I have a hub attached to each one, with a cheap keyboard and a Logitech MX518 mouse. Guests are welcome to bring their own peripherals if they so choose.

I ask as gaming peripherals tend to put more strain on USB connections then normal peripherals and can crap them out when they're operating on the edge (like the 32' repeater you mentioned). They draw more power and operate close to limitations of the spec in terms of latency.

The hubs are powered. They are USB 2.0, so they support many orders of magnitude more bandwidth than you could ever generate with a keyboard or mouse.

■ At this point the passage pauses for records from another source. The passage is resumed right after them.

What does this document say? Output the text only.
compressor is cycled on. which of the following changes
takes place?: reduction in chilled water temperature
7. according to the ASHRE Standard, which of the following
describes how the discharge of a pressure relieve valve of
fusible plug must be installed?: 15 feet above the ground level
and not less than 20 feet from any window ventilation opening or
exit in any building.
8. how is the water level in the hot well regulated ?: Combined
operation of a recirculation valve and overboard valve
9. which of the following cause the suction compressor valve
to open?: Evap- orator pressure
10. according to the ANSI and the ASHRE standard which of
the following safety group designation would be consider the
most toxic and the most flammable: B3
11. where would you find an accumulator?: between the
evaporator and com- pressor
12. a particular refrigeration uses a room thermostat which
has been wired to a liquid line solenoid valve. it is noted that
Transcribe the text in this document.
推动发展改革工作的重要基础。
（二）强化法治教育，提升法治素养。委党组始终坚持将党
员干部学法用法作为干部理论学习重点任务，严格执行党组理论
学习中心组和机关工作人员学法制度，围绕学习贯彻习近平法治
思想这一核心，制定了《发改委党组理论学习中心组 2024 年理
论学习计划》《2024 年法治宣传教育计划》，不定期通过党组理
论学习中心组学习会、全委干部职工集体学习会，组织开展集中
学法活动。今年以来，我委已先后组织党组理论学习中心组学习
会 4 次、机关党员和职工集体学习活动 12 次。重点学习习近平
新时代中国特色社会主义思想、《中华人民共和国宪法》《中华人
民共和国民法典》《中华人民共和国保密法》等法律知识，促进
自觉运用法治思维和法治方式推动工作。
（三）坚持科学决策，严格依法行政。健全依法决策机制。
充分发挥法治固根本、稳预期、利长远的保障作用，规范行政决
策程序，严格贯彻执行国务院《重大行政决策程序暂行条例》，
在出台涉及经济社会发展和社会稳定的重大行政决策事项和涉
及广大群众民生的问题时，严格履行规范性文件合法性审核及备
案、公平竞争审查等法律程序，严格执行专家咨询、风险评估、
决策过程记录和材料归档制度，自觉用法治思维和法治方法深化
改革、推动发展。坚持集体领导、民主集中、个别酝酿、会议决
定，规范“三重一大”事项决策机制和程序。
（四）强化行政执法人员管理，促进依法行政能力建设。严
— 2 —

With all due respect, I think you're been fooled into believing the marketing of some companies that want to sell you expensive placebos. Keyboards are just not a significant source of latency in any gaming setup.

Comment: Re:Your house is great! (Score 1) 123

by Temporal (#38411020) Attached to: Technical Details Behind the LAN-Party Optimized House

Yeah they all end up with the same machine name. I disabled automatic network discovery so they won't broadcast themselves, since it would just lead to confusion. File sharing can be done by copying files to and from a share on the server machine. I don't see why games would care since they operate at the TCP/IP level, not using computer names. I have only tested a couple things so far, though, like UT2k4... will be trying more today (LAN party!).

Comment: Re:God dammit (Score 1) 123

by Temporal (#38407030) Attached to: Technical Details Behind the LAN-Party Optimized House

To a girl that grew up on a farm in China near the Russian and North Korean borders you may be an interesting technocrat with an impressive command of English and full of witty comments she's never heard before.

I'm not sure if you meant to say that you think this describes my girlfriend. But if so, that's extremely racist. Christina was born and raised in Boston. And I'm dating her because she's a gamer geek, not because she's Asian.

Comment: Re:No.. (Score 2) 123

by Temporal (#38405200) Attached to: Technical Details Behind the LAN-Party Optimized House

The question isn't "How", its "Why".. money doesn't seem to be the big issue here, so why not spring for Server 2008R2 and manage all the boxes from there? it does all this updating/registering/etc your hacking together, and for around $800, versus your hourly rate x hours hacking, seems less expensive and the result is a heck of a lot more manageable. I'm all for the do-it-yourself type, but managing disk images? Yeah I can spend my time better elsewhere

No, it really does not do anything like what I'm doing... and anyway, setting this all up was lots of fun.